I was interested in what to expect in Riga as it’s the largest city of the three Baltics – and my snow capped time in the city was chilly but pleasurable as well.
As I do in many cities I visit, I began my stay in the city with an Old Town walking tour. In this tour, we explored much of the reconstructed Old Town – much of the original structures were bombed by the Nazis – and learned a bit about the city’s history.
One of the most famous building structures in Riga is the Three Brothers, two of which I captured below. The Three Brothers are significant in Riga as the houses together form the oldest complex of dwelling houses in the city, each representing a different period of development in construction. The houses are located at addresses 17, 19 and 21 Maza Pils Street, respectively. The Gothic-style building in 17 is the oldest dating from the late 15th century, while 19 is from the mid 17th century. 21, on the left, is a narrow Baroque building from the late 17th century.

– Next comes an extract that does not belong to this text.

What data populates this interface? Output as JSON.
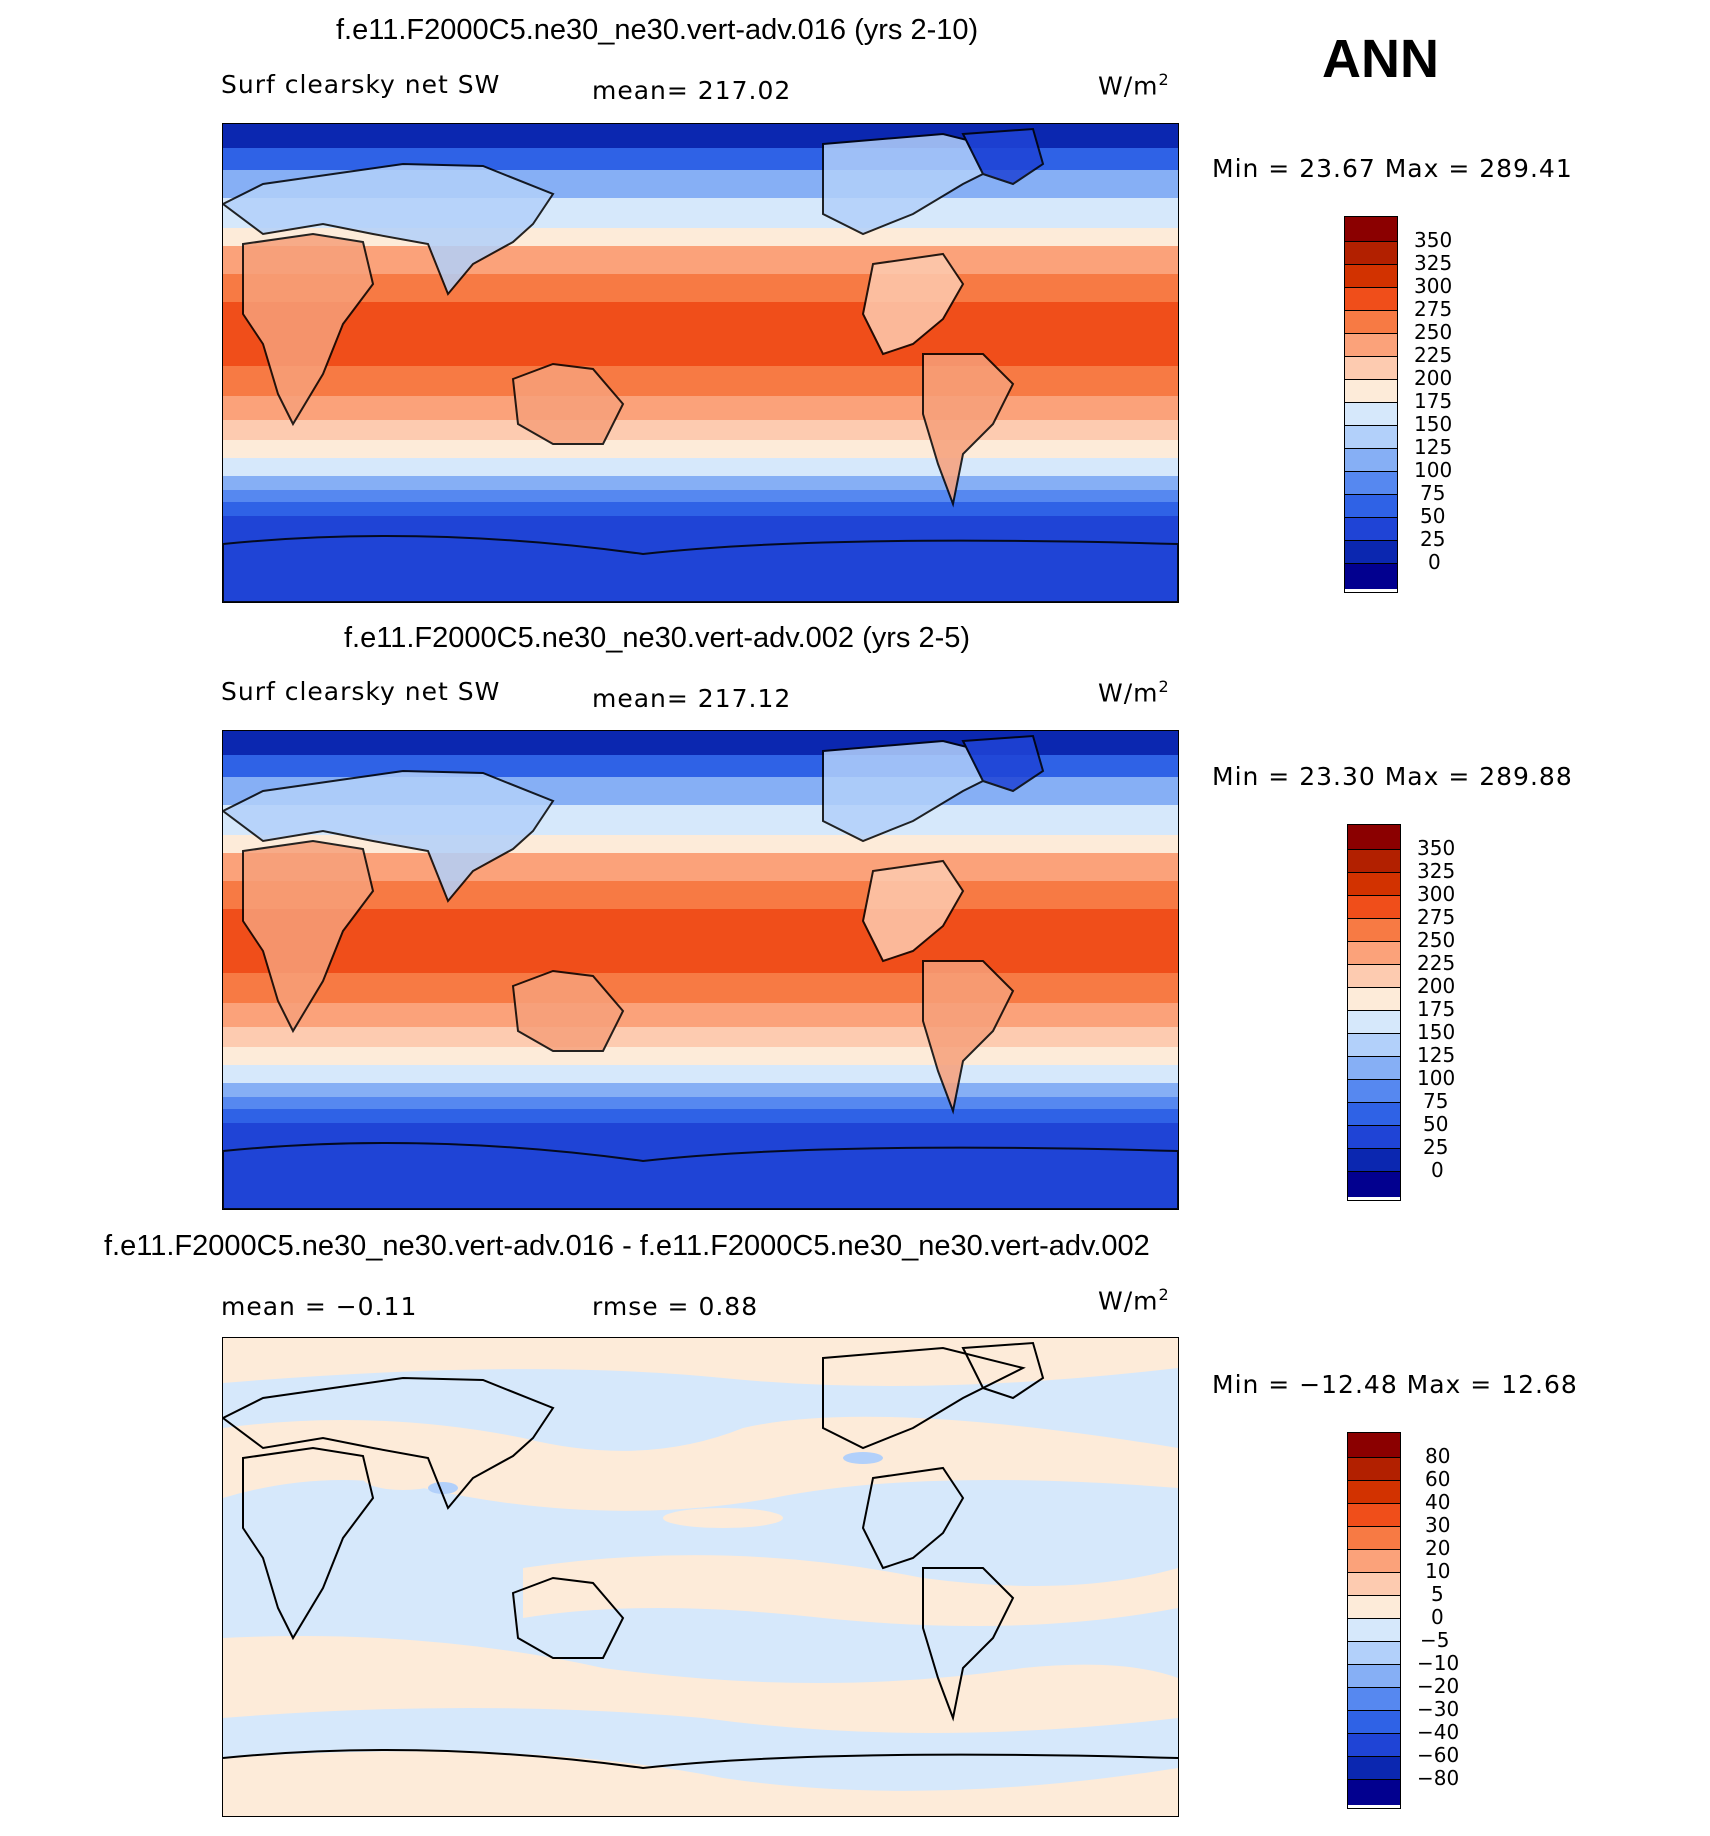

I also did the Riga Alternative Walking Tour which takes you outside the Old Town into the city center and to the Central Market. While it definitely is worthwhile to see outside the Old Town area – the Old Town is rather compact – I found the narrative of this tour to be a bit negative. It was a mix of presenting historical information, but also discounting the historical value of the Old Town and mocked the Art Nouveau area of the city.
After walking tours I’m usually ready to eat, so both days I went to Lido restaurants. Lido is a cafeteria style restaurant with hearty Latvian food at reasonable prices, with a few locations in Riga. The most visitor frequented one is in the Old Town, but there’s two in the city center that are larger and offer more options.
It snowed quite a bit during my stay in Riga, so one of the days I escaped the cold by heading up to the Skyline Bar on the Radisson’s 26th floor. The Skyline Bar provides views of the Old Town on one side, and the city center on the other.
Another way to escape the cold – or just grab a meal or have a wander is with a visit to Riga’s Central Market. Located near the bus station, the Central Market is hard to miss as its housed inside former zeppelin hangars, with an open-air area as well. I popped in one day for an afternoon pastry – for which I paid €0.21! The market is not very touristy, so its a good place to go to see where the locals shop.
Another famous site in Riga is the House of the Blackheads. The original building was erected in the 14th century for the Brotherhood of the Blackheads, a guild for unmarried German merchants in Riga. The structure was bombed by the Germans in 1941 (quite ironically), but was rebuilt in the late 1990s.
Lastly, one of my favorite experiences in Riga was two nightly visits to Ala Folk Club. Ala Folk Club is a restaurant with Latvian cuisine and live music nightly. The first night I visited there was a jazz band, and the second night was Latvian traditional music as well as dancers who danced along! The food – I opted for the chicken roulade the first night and traditional Latvian meat balls the second night – was simply delicious. If you can, I would recommend making reservations as even on weekdays they were completely full.
Have you been to Riga? Would you want to go?
- Old Town walking tour: Leaves daily at 11AM from St. Peter’s Church. The tour is free but don’t forget to tip!
- Alternative Riga walking tour: Leaves daily at noon from St. Peter’s Church. This tour is also free, but don’t forget to tip!
- Where I stayed: I stayed at the Naughty Squirrel Hostel in Old Town Riga. The common area was very social and a great place to meet people. I booked a single private which was spacious and had a comfy bed for €30/night.